New York Sports Wagering Negative Catalyst for DraftKings, Says Analyst
Posted on: January 7, 2022, 10:53h.
Last updated on: January 7, 2022, 02:17h.
One of this week’s biggest stories in the gaming industry is that mobile sports wagering is going live in New York on Saturday, Jan. 8. But at least one analyst says that for operators, the news isn’t all it’s cracked up to be.
In a contrarian take on the headlines, Roth Capital analyst Edward Engel cautions investors about getting excited over the opening of the fourth-largest state to mobile betting.
We expect operators to continue pursuing aggressive marketing/promotional strategies in NY, and when combined with NY’s 51 percent gross gaming revenue (GGR) tax rate, creates a formula for substantial 2022 EBITDA losses,” Engel said in a note to clients.

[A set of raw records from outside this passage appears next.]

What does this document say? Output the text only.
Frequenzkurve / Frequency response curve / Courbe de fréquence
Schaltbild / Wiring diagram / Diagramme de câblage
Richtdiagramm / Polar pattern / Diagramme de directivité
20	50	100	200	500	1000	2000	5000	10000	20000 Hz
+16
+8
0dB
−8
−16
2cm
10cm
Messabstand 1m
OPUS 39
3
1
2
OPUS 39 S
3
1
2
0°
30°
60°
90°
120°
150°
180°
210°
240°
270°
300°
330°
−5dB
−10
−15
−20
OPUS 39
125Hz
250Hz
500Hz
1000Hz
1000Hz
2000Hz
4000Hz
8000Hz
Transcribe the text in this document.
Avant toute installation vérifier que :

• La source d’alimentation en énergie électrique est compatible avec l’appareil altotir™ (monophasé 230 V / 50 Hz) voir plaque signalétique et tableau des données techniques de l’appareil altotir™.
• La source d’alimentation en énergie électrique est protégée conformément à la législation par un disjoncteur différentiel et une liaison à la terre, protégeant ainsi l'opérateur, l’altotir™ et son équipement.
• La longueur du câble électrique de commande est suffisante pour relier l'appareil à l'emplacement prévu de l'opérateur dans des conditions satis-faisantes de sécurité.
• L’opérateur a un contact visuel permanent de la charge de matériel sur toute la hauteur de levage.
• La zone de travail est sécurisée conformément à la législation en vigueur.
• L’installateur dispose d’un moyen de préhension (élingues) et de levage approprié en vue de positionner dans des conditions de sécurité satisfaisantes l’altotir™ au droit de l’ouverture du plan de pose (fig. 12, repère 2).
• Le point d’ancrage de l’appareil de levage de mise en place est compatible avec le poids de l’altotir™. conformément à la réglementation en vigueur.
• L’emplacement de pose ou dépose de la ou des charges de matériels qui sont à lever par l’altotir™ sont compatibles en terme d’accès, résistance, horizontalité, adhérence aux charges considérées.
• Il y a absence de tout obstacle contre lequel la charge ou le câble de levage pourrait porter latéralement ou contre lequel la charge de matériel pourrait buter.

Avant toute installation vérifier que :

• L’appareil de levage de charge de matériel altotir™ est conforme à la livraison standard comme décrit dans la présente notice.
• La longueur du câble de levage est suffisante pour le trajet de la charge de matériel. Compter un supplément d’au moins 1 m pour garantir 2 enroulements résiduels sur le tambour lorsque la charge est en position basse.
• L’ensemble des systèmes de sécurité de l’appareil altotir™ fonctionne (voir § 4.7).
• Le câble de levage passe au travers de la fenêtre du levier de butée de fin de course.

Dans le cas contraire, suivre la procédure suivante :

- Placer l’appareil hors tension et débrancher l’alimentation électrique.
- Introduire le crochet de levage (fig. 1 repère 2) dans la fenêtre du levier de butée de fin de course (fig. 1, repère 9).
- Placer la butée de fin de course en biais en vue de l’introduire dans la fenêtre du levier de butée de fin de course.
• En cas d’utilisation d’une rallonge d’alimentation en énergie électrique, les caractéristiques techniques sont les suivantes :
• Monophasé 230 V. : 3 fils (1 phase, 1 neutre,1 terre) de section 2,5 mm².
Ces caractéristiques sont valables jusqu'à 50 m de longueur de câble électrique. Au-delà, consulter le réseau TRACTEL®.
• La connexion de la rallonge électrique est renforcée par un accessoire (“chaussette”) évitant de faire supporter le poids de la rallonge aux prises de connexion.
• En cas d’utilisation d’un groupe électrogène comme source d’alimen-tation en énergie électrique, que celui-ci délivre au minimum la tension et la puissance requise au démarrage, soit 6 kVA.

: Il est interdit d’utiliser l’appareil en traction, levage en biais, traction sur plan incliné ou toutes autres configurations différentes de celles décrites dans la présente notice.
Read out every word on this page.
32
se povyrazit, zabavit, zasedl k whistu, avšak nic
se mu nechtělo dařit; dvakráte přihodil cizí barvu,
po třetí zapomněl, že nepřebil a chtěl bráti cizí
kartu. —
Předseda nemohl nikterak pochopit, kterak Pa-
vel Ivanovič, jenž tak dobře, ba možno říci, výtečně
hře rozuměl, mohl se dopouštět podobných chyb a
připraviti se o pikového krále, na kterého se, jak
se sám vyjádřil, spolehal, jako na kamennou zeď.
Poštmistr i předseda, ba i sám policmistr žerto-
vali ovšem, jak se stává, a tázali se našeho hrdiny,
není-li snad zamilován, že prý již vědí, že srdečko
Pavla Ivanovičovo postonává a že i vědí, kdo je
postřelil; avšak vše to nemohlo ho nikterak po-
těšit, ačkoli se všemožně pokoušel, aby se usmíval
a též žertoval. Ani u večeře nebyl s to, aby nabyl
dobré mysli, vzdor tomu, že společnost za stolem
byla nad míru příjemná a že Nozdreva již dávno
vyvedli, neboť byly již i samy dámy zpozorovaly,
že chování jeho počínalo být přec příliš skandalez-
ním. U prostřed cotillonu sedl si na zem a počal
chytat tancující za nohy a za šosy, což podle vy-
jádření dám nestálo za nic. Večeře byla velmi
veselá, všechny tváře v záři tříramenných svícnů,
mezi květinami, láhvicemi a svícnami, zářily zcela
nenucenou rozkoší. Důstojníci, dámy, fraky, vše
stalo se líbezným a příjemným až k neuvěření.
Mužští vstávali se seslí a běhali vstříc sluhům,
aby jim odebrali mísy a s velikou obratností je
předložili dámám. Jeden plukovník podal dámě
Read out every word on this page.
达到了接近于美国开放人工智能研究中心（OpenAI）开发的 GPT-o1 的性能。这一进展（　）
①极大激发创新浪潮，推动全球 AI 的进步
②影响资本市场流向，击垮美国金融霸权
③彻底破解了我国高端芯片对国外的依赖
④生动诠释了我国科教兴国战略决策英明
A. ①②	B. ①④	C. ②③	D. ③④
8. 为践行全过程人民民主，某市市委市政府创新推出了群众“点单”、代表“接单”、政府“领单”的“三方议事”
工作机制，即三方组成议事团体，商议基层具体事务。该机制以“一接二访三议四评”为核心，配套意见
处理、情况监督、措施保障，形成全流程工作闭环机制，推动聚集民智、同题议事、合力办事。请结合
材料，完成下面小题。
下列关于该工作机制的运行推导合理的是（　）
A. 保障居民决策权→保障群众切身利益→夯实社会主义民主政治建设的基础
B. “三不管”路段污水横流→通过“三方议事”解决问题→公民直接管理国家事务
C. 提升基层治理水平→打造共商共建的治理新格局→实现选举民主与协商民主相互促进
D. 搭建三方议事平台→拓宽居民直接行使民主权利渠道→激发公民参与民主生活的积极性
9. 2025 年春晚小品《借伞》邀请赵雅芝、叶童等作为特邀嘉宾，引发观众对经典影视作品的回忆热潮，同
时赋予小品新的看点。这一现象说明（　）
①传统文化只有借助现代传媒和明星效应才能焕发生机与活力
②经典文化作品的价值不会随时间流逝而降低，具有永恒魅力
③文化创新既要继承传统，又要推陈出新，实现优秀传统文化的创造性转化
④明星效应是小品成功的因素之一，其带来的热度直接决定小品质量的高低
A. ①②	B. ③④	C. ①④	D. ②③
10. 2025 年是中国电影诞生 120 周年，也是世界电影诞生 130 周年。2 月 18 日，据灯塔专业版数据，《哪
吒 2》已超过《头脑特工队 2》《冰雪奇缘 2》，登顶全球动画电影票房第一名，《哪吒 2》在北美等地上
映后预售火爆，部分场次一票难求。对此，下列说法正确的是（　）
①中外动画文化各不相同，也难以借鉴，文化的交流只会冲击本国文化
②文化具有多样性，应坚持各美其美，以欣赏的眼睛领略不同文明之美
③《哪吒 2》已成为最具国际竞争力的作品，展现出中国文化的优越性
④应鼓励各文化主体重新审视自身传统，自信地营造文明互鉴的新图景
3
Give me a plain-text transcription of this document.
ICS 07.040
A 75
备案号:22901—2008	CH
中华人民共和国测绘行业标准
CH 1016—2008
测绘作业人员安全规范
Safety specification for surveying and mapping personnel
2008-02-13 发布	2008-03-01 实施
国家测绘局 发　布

Caesars Entertainment (NASDAQ:CZR), DraftKings (NASDAQ:DKNG), FanDuel, and Rush Street Interactive (NYSE:RSI) are the fourth operators launching mobile betting apps in New York tomorrow. Bally Bet, BetMGM, PointsBet, Resorts World, and WynnBET are waiting on final approval from the New York Gaming Commission.
No Help for DraftKings
In just four months of covering DraftKings, Engel hasn’t been shy about taking the stock to task, rating it a “sell,” with one of the lowest price targets on Wall Street.
His thesis is being vindicated, because the stock is down almost 48 percent over the past 90 days, though it’s gotten some relief on the back of the New York news. DraftKings closed higher on Thursday and is up 4.1 percent at this writing on volume that’s above the daily average. Still, the analyst says New York is a “negative catalyst” for DraftKings.
“We see incremental NY losses offsetting profitability in other states in 2022, pushing DKNG’s EBITDA below investor expectations,” he adds.
Engel also points out that New York’s 51 percent tax rate is more than double the 21 percent national average. It is also far above the sports betting levies of 13 percent and 13.8 percent in neighboring New Jersey and Connecticut.
Speaking of Connecticut and New Jersey, Engel says recent checks indicate a substantial portion of the former’s sports betting activity is sourced from the southern part of the state, which is closer to New York. Likewise, New Jersey is the sports betting mecca of the US due in large part to New Yorkers crossing the border to make mobile bets.
He cautions New York operators about “cannibalizing adjacent states with lower GGR taxes and higher profitability,” while noting Connecticut and New Jersey can deliver EBITDA margins of 25 percent to 30 percent, with New York being in the break-even range.
Unfavorable New York Offset
The analyst says any favorable momentum DraftKings accrues in other states could be damaged by New York and its unfavorable tax scheme.
“While we expect DKNG to generate positive EBITDA in more states next year, we expect this to be offset by New York. We also expect NY cannibalization to erode profitability in NJ, which is DKNG’s most profitable jurisdiction,” said Engel.
Consensus is building that BetMGM, Caesars, and FanDuel could break even on an EBITDA basis next year. But Engel adds DraftKings is going to have difficulty stemming 2022 EBITDA losses.